Music Box Theater, 239 W. 49th St.

Something is rotten in the state of Denmark. Ok I couldn’t resist but in this case it fits perfectly. David Eldridge’s dramatization of the Dogme film Festen teems with betrayal, denial and devastating secrets that torment an upper-crust Danish family on Daddy’s 60th birthday. It’s also filled with maddening sing-alongs involving woodland creatures, whistling and false laughter.

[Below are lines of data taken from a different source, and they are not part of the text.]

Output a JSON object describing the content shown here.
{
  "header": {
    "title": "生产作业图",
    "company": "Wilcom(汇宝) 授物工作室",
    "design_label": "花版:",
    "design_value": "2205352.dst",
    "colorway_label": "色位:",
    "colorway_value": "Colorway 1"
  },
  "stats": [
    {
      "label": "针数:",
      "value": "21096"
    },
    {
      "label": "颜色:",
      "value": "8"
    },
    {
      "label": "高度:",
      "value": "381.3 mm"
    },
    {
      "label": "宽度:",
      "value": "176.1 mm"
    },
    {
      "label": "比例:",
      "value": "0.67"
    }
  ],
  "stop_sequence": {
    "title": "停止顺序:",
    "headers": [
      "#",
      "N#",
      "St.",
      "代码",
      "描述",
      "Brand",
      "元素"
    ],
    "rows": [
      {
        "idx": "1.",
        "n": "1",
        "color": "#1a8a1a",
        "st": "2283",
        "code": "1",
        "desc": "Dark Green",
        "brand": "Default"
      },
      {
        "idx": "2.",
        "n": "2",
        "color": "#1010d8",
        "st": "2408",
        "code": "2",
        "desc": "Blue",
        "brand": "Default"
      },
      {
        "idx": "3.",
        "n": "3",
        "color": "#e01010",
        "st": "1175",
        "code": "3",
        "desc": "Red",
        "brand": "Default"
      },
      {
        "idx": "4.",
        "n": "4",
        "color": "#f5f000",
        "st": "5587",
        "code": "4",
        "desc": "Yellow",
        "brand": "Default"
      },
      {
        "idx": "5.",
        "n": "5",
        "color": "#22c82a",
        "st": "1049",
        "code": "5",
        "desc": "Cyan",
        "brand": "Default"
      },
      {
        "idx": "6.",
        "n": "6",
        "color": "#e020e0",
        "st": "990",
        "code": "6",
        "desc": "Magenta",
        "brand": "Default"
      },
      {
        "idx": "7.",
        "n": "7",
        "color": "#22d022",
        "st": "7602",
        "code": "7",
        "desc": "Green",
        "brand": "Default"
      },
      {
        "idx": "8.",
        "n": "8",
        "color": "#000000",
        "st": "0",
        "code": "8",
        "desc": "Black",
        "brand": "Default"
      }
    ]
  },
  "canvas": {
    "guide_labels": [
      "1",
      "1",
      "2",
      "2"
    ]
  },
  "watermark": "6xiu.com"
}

Festen can be powerful and enigmatic, but its secrets aren’t new — thus, it’s all in the execution. Regrettably, this is where the production faltered. The black pit of a set is a surprisingly effective stand-in for a monstrous estate, but when the actors play out entirely separate dramas within the same smallish chunk of stage, the innovative effect often turns clumsy. Furthermore, a play so emotionally charged demands a gripping, cohesive cast. The actors are very talented — and particularly excellent when doing anguish and rage — but they expend little energy on the nuances of the quieter lines. The result: an awkward first act followed by a stronger second with a finale that was chillingly apt if not fully earned. Curiously, the audience fell silent at the conceptually brilliant yet perhaps too understated moment when oldest son Christian exposes his secret. But when boorish son Michael (Jeremy Sisto, natch) drops his first racist epithet, they gasped. That the scenes are peppered with eerie music and the hollow giggles of a little girl leads us to believe that we will be spooked. Ultimately, what haunts are those blasted songs.